Biden's approval numbers have consistently fallen since the summer as Democrats on Capitol Hill have struggled to find the votes to pass his social spending bill and voting rights legislation — measures he spent much of his first year in office trying to push through Congress.

He has hit the one-year mark of his presidency with Covid case numbers surging, including among the vaccinated, and hospitals overwhelmed with seriously ill unvaccinated patients. On the economy, unemployment numbers have dropped, but inflation has hit the highest level in decades.

And on the foreign policy front, the White House has said it expects Russia to invade Ukraine at any point, with diplomatic talks and the threat of sanctions so far having failed to de-escalate tensions.

"My guess is he will move in.

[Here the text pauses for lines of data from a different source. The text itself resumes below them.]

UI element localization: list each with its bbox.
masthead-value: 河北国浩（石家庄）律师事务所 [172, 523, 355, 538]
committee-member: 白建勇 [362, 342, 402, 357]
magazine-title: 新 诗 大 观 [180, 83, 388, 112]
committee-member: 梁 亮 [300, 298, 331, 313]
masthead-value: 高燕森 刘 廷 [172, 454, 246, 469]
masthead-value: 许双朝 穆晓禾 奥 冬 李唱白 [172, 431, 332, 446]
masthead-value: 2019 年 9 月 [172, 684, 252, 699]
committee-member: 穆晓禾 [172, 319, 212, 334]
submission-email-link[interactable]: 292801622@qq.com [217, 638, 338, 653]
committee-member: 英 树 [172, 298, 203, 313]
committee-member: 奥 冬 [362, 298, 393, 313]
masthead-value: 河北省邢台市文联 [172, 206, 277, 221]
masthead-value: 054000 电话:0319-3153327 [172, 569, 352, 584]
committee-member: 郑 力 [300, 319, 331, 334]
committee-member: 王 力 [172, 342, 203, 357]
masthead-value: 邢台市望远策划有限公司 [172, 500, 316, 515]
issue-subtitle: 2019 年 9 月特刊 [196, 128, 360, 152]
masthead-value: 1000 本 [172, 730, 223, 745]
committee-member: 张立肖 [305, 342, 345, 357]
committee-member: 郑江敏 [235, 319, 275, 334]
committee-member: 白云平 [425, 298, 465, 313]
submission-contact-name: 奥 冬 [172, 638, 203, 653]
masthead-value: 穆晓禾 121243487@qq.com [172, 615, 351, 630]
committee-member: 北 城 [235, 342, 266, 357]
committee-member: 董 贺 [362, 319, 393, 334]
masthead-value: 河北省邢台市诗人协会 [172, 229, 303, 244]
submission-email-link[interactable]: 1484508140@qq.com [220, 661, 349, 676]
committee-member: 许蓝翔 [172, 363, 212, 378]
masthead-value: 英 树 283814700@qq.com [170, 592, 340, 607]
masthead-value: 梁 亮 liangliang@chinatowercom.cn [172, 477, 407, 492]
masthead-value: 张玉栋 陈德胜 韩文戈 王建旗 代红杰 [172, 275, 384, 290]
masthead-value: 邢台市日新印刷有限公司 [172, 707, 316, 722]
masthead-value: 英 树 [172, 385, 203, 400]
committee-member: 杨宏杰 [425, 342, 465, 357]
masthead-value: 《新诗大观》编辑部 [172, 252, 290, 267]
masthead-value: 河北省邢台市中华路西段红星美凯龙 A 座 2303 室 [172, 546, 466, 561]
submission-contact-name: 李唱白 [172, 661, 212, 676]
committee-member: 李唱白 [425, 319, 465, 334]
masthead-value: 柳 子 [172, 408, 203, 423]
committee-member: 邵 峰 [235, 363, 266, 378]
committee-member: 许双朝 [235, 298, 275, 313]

He has to do something," Biden said, referring to Russian President Vladimir Putin and Ukraine.

"There's a whole range of things that I'm sure he's trying to calculate — how quickly you can do what he wants to do, and what does he want to do?" Biden said. "But he's not — he's an informed individual, and I'm sure, I believe, he's calculating what the immediate short-term and the near-term and the long-term consequences of Russia will be, and I don't think he's made up his mind."

But Biden warned of consequences. "I think he'll pay a serious and dear price for it that he doesn't think now will cost him what it's going to cost him, and I think he will regret having done it," Biden said.

The White House has increasingly focused on promoting the two legislative packages Biden was able to get through Congress last year, the American Rescue Plan, which provided Covid relief funds in the spring, and the infrastructure bill that was passed in the fall.

But the climate is far from where the administration said it expected to end Biden's first year when it entered the summer with Covid case numbers tumbling, hiring surging and the prospects of passing both the infrastructure bill and the larger social spending measure looking rosier.

Biden has held the fewest news conferences by a president in his first year in office since Ronald Reagan. Wednesday's event was just his seventh solo news conference, in addition to three joint events he has held with other world leaders, according to a tally by the American Presidency Project at the University of California, Santa Barbara.